El navegante solitario se vistió para desembarcar, pantalón, camisa, un gorro en la cabeza, alpargatas, todo blanco de nieve, es el punto de honor del marinero. Arrastró la lancha neumática hasta los escalones inclinados del muelle, se quedó durante unos segundos parado, mirando, también a la espera de que le volvieran nuevas fuerzas, pero sobre todo para dar tiempo a que alguien apareciese desde las sombras de las arcadas, o que súbitamente los automóviles y los autobuses se pusieran en marcha y la plaza se llenase de gente, podía incluso acontecer que una mujer se adelantara sonriendo, suavemente ondulando las caderas al andar, sin exageración, sólo el insinuante llamamiento que turba la mirada y la palabra del hombre, mayormente si acaba de poner pie en tierra. Pero lo que desierto estaba, desierto continúa. El navegante comprendió al fin lo que le faltaba por comprender, Se han ido todos por el choque con las islas. Miró hacia atrás, vio su barco en medio del río, era ésta la última vez, estaba seguro, ni un acorazado se salvaría en aquel tremendo abordaje, qué puede hacer un cascarón de nuez velero, abandonado por su dueño. El navegante atravesó la plaza todavía entumecido por la larga inmovilidad, parece un espantajo con su piel quemada, el cabello erizado asomándole fuera del gorro, las alpargatas inseguras en sus pies. Levanta los ojos al acercarse al gran arco, ve las letras latinas, Virtutibus Majorum ut sit omnibus documento P.P.D., nunca ha aprendido latín, pero vagamente entiende que el monumento está dedicado a las virtudes de los antepasados de este pueblo, y avanza por una calle estrecha bordeada de casas iguales, hasta salir a otra plaza, más pequeña, con un edificio griego o romano al fondo, y en medio dos fuentes con mujeres desnudas, de hierro, el agua corre, y él siente de repente la gran sed, el deseo de hundir la boca en aquella agua y el cuerpo en aquella desnudez. Va con las manos extendidas, como en delirio, o en sueño, o en trance, va murmurando, no sabe lo que dice, sólo sabe lo que quiere.
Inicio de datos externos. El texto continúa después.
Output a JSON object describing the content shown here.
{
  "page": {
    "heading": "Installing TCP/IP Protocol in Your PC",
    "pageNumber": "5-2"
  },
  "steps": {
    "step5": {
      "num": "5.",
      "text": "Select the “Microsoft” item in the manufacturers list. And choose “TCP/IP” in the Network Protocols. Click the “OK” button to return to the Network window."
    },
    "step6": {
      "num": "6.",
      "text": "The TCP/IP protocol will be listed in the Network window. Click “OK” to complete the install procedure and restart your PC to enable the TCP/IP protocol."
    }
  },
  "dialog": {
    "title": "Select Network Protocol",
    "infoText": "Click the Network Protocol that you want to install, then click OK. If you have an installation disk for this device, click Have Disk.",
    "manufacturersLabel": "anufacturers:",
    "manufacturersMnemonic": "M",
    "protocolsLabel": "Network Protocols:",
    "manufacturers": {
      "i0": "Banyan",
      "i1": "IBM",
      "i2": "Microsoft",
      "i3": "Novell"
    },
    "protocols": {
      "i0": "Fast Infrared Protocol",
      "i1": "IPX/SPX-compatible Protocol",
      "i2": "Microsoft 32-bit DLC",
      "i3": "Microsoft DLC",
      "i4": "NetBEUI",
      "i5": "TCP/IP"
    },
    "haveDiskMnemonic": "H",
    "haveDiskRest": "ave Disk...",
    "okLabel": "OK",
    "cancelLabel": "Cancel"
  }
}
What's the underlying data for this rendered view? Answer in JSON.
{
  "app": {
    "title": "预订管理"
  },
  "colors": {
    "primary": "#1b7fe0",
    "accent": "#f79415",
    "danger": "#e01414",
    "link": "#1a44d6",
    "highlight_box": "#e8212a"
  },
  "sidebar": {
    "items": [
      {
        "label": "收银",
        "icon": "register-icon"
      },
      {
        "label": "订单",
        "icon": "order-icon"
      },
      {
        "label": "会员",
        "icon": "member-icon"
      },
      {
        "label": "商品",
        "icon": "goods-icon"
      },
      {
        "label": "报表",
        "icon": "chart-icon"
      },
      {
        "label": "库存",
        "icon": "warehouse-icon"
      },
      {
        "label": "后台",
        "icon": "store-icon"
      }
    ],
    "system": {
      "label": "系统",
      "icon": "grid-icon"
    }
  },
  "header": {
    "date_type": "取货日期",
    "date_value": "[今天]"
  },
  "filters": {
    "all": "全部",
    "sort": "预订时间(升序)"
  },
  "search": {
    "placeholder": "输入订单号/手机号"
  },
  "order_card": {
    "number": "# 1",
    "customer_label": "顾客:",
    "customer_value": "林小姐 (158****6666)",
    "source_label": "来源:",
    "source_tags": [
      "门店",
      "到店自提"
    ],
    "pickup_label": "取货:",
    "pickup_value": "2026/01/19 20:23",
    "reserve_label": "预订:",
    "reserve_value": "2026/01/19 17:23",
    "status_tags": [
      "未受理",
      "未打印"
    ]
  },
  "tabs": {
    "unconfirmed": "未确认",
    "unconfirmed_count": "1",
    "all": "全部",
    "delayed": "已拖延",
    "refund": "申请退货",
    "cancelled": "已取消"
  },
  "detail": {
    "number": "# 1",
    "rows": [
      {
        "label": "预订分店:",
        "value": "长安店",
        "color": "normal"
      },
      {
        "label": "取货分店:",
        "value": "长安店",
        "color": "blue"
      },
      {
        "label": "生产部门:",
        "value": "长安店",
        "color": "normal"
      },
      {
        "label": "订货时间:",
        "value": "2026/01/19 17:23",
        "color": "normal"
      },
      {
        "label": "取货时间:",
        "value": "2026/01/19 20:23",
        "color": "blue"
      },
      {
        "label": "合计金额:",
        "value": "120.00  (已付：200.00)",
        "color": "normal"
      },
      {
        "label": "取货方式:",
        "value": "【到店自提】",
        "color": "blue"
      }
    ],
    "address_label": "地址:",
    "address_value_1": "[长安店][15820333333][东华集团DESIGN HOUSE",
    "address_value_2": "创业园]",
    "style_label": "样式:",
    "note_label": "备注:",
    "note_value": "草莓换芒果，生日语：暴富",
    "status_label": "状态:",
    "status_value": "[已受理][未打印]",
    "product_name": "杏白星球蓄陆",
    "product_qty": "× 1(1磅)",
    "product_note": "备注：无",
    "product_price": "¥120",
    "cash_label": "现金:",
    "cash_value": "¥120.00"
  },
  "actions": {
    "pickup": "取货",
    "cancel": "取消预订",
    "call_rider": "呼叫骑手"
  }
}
La patrulla apareció en la esquina, cinco soldados mandados por un alférez. Vieron al loco andar como un loco, le oyeron decir incoherencias de loco, ni hubo siquiera que dar la orden. El navegante solitario quedó tendido en el suelo, aún le faltaba mucho camino para llegar al agua. Las mujeres, como sabemos, son de hierro.

XVII

Estos días fueron también los del tercer éxodo.

El primero, del que en su momento se dio noticia sustancial, fue el de los turistas extranjeros, cuando despavoridos huyeron de lo que entonces, cómo pasa el tiempo, aún parecía simple amenaza de abrirse una zanja en los pirenaicos montes hasta el nivel del mar, lástima es que el accidente inopinado no hubiese quedado ahí, imagínense cuál no sería el orgullo de Europa, disponer, a todos los efectos, de un cañón geológico ante el que el del Colorado no haría más figura que la de un regatillo. El segundo éxodo fue el de los ricos y poderosos, al resultar irreparable la fractura, cuando la deriva de la península, aunque aún premiosa, como tomando carrerilla, vino a mostrar, de modo que creemos definitivo, la precariedad de las estructuras y de las ideas asentadas. Se vio entonces cómo el edificio social, con toda su complejidad, no pasa de ser un castillo de naipes, sólido sólo en apariencia, y que basta dar una sacudida a la mesa en que está armado para que todo se venga abajo. Y la mesa, en este caso, y por primera vez en la historia, se había movido por sí sola, Dios mío, Dios mío, para salvar nuestros preciosos bienes y nuestras vidas preciosas, huyamos.